Jianghu– Ein Ort, an dem man sich nicht verletzt - Kapitel 112

Kapitel 112

Mo Yan demanda avec curiosité : « Quel est le problème à le reporter un peu ? »

Zhan Zhao secoua la tête et soupira : « Ce n'est qu'en entrant au palais aujourd'hui que j'ai réalisé à quel point le pouvoir de la famille Xiao au sein du royaume Liao dépassait de loin ce que j'avais imaginé. L'impératrice douairière Xiao est décédée subitement, et Yelü Hongji est sur le point d'épouser une princesse. Organiser une grande cérémonie à ce stade ne manquerait pas de provoquer la colère de la famille Xiao et de déstabiliser la cour Liao. Yelü Zongzhen reportera donc sans aucun doute la cérémonie sous prétexte de deuil afin d'apaiser la famille Xiao. »

« Il vaut mieux attendre. Je vois que Yelü Hongji et Xiao Guanyin sont très affectueux. La princesse n'a aucune envie de se marier. »

« Plus on tarde, plus le danger pour la princesse est grand. »

« Un danger ? » Mo Yan réfléchit un instant et comprit aussitôt. « Vous voulez dire que la famille Xiao va faire du mal à la princesse ? »

Zhan Zhao resta silencieux un instant avant de dire doucement : « Je crains que ce ne soit pas seulement la famille Xiao… »

Sans même réfléchir, Mo Yan dit : « Et l'oncle de Yelü Hongji, Yelü Chongguang, il n'apprécie probablement pas non plus que la princesse épouse Yelü Hongji, n'est-ce pas ? »

Contre toute attente, elle avait dit cela. Zhan Zhao sourit et leva les yeux vers elle : « Pourquoi penses-tu cela ? »

Elle déclara d'un ton neutre : « J'ai entendu dire que, sous l'emprise de l'alcool, Yelü Zongzhen avait plaisanté en disant qu'il céderait le trône à Yelü Chongguang. Je crains que ce dernier ne l'ait pris au sérieux. Dès lors, la personne qu'il détestait le plus devait être Yelü Hongji, son rival pour le trône. Naturellement, il ne souhaitait pas que Yelü Hongji conclue une alliance matrimoniale avec la dynastie Song. »

« Quand en avez-vous entendu parler ? » demanda Zhan Zhao.
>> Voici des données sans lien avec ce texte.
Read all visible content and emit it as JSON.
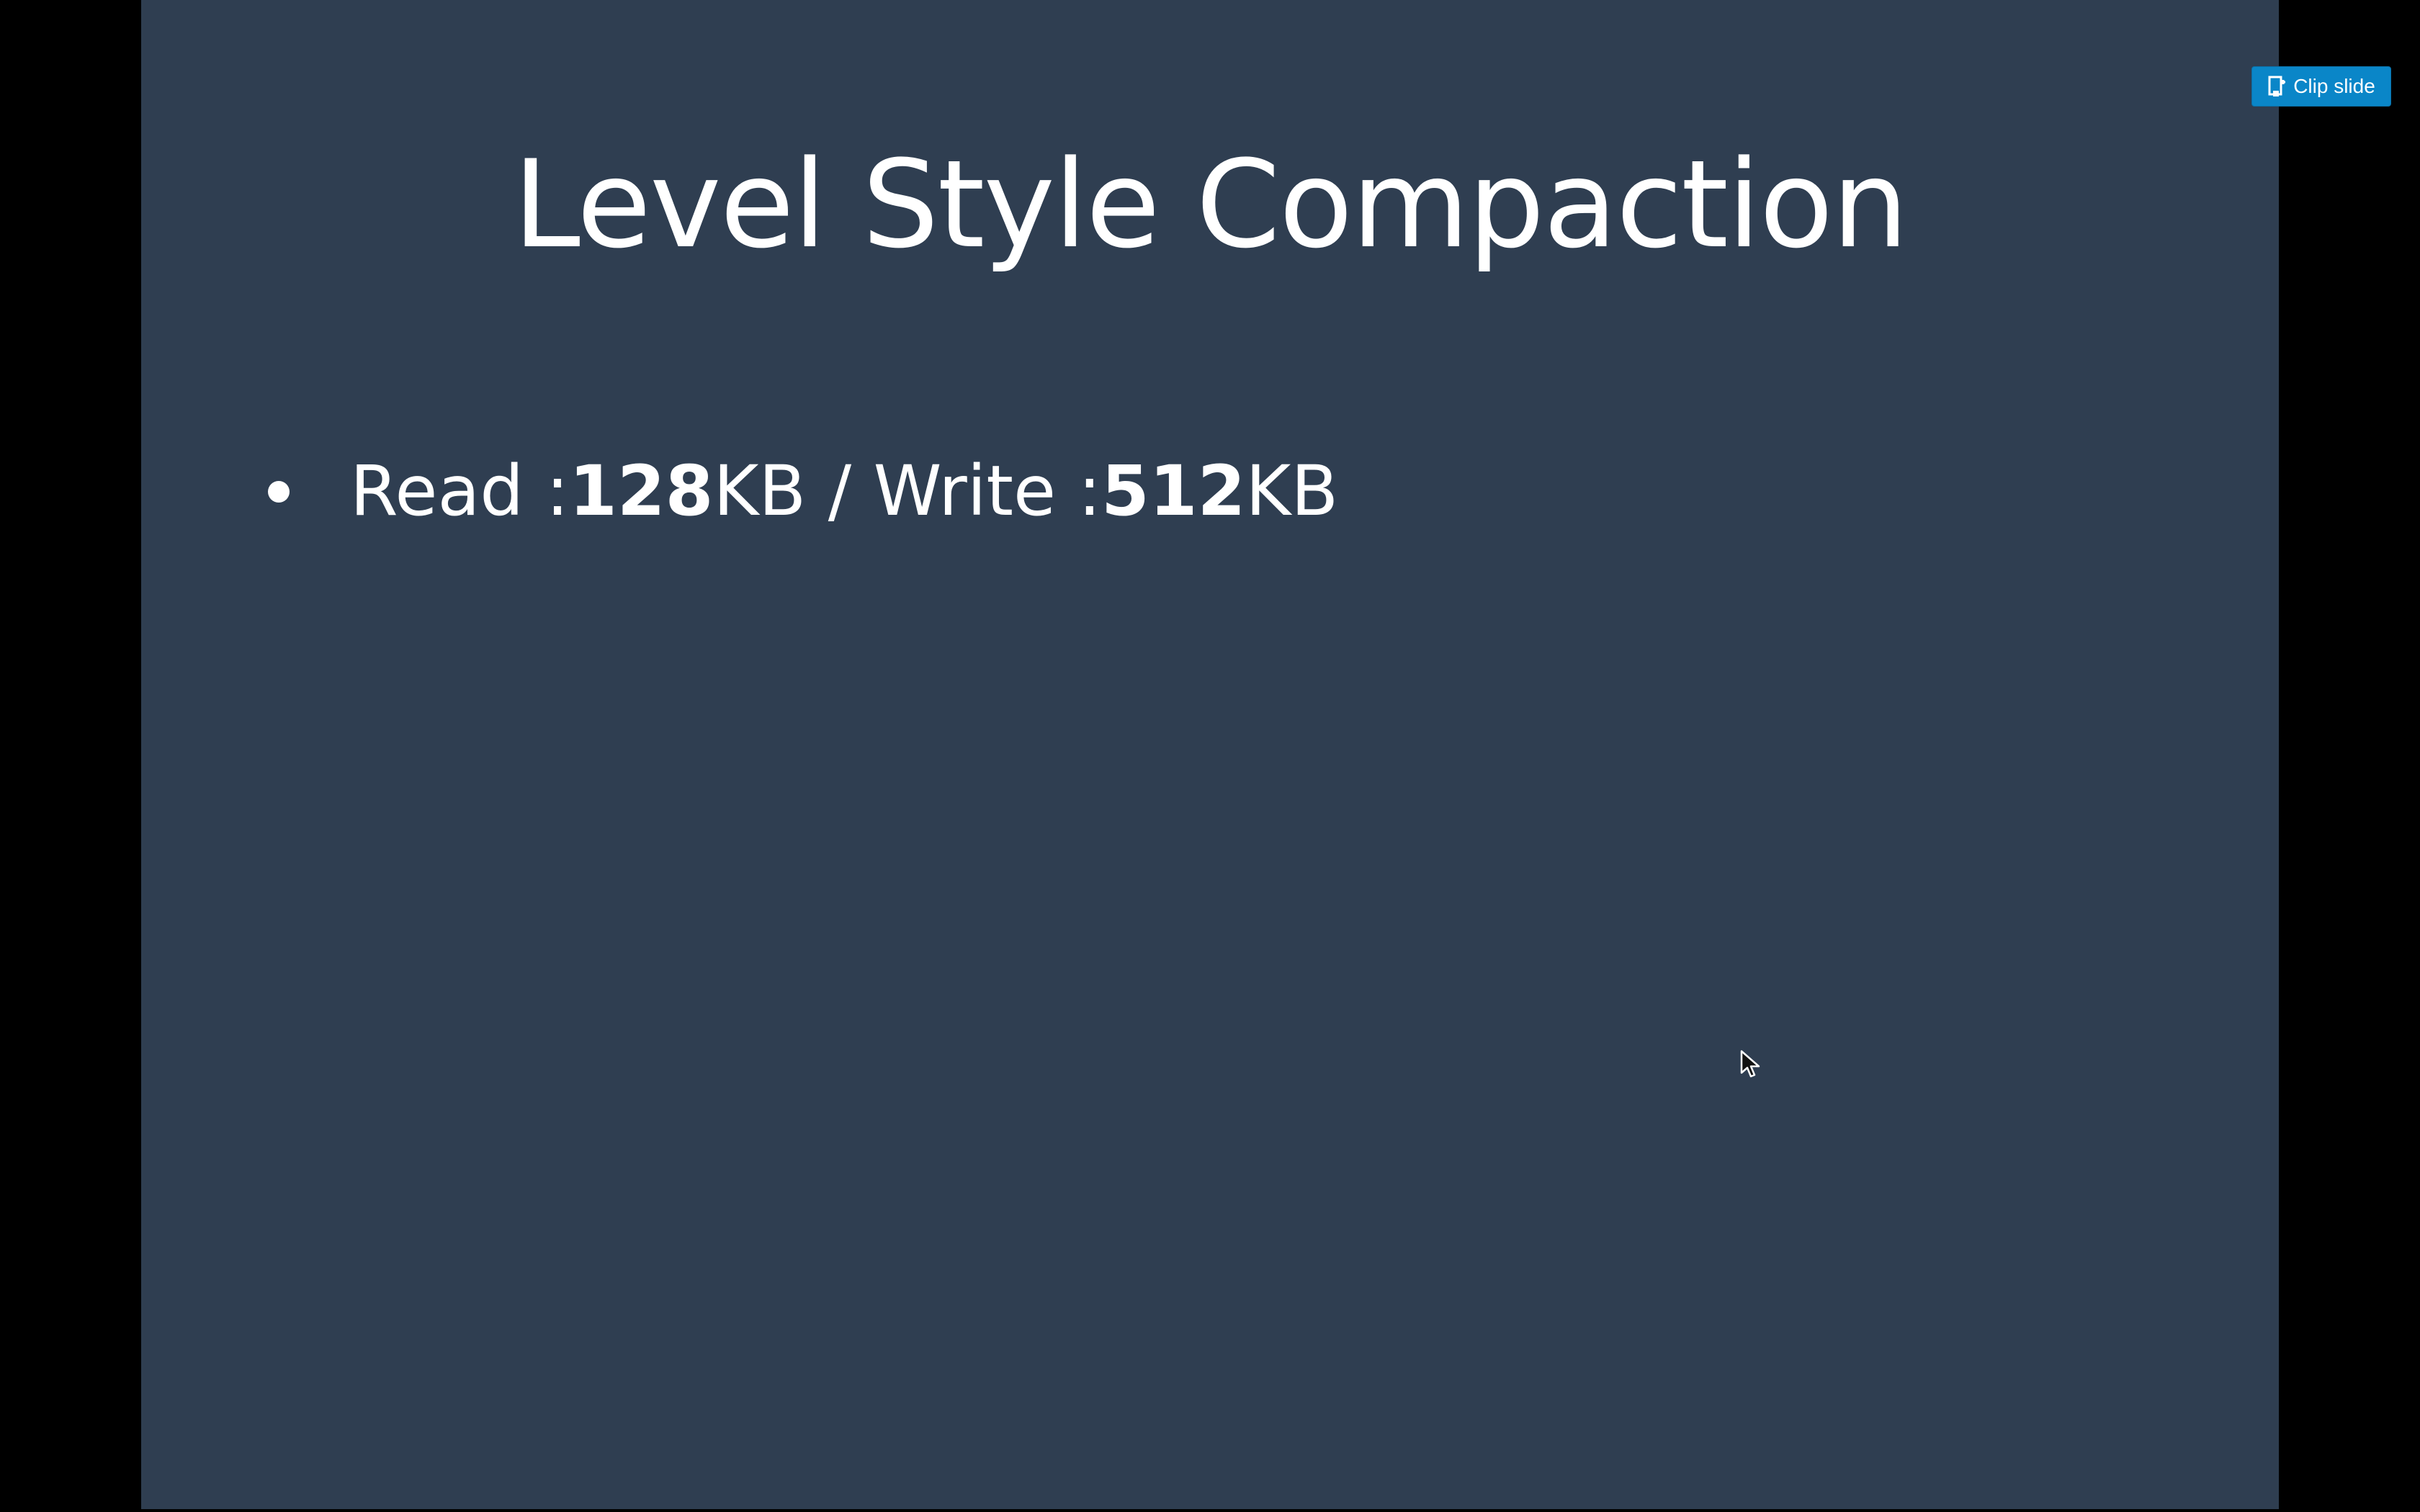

"Quand j'étais dans la capitale."

Mo Yan était satisfaite d'elle-même. Pendant son séjour dans la capitale, elle s'était secrètement renseignée sur les affaires du royaume Liao durant son temps libre, espérant pouvoir aider Zhan Zhao une fois arrivée.
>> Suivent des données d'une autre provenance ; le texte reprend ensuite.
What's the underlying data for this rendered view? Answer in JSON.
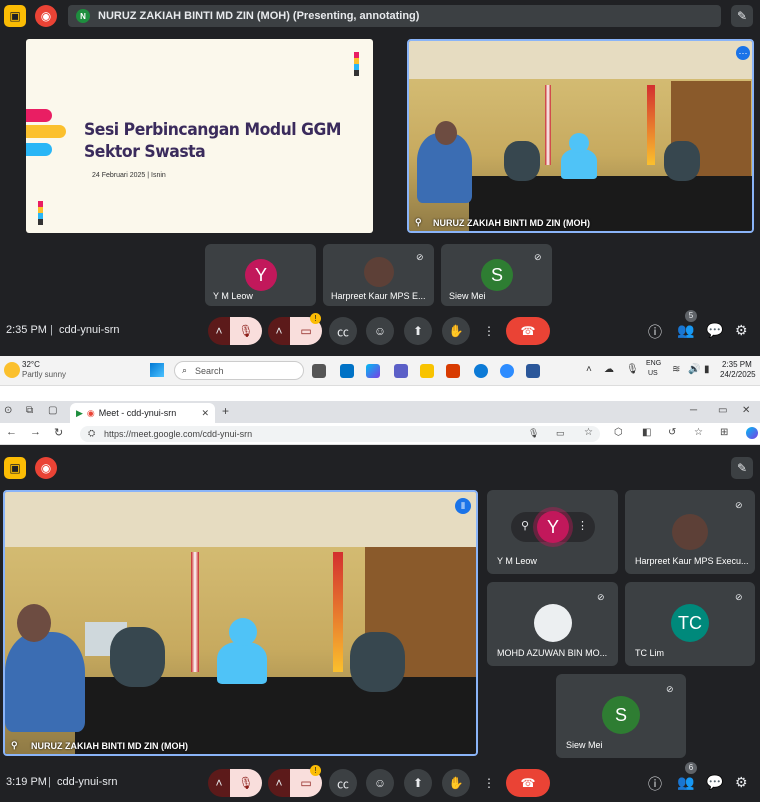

D'après ses paroles, il était clair qu'elle avait prévu de venir à Liao avec lui depuis un certain temps déjà, depuis la capitale. Il était étonnant qu'elle lui ait caché cela si longtemps. Touché, Zhan Zhao lui versa une tasse de thé.

Mo Yan poursuivit : « Yelü Pusa Nu est un subordonné de Yelü Chongguang. La façon dont il nous traite, nous autres Song, est révélatrice de ses intentions. Je pense que Yelü Chongguang souhaite probablement que nous et la famille Xiao subissions de lourdes pertes, et que Yelü Hongji ne parvienne à satisfaire personne. Ainsi, il sera content. Nous n'avons pas à nous inquiéter outre mesure de lui. »

Bien que ses paroles fussent sensées, Zhan Zhao garda le silence un long moment. Les instructions de Bao Zheng résonnaient encore en lui

: quelqu’un à la cour avait secrètement remis à Yelü Chongguang la carte de déploiement militaire de la dynastie Song. Cette affaire était capitale, et il ne pouvait pas encore en parler à Mo Yan, mais comment ne pas s’inquiéter

? Il se demandait aussi qui était Hai Dongqing et quand il le contacterait.

« Grand frère, grand frère… » appela doucement Mo Yan en le voyant perdu dans ses pensées.

"Euh."

Zhan Zhao sortit de sa torpeur, esquissa un sourire et indiqua qu'il allait bien.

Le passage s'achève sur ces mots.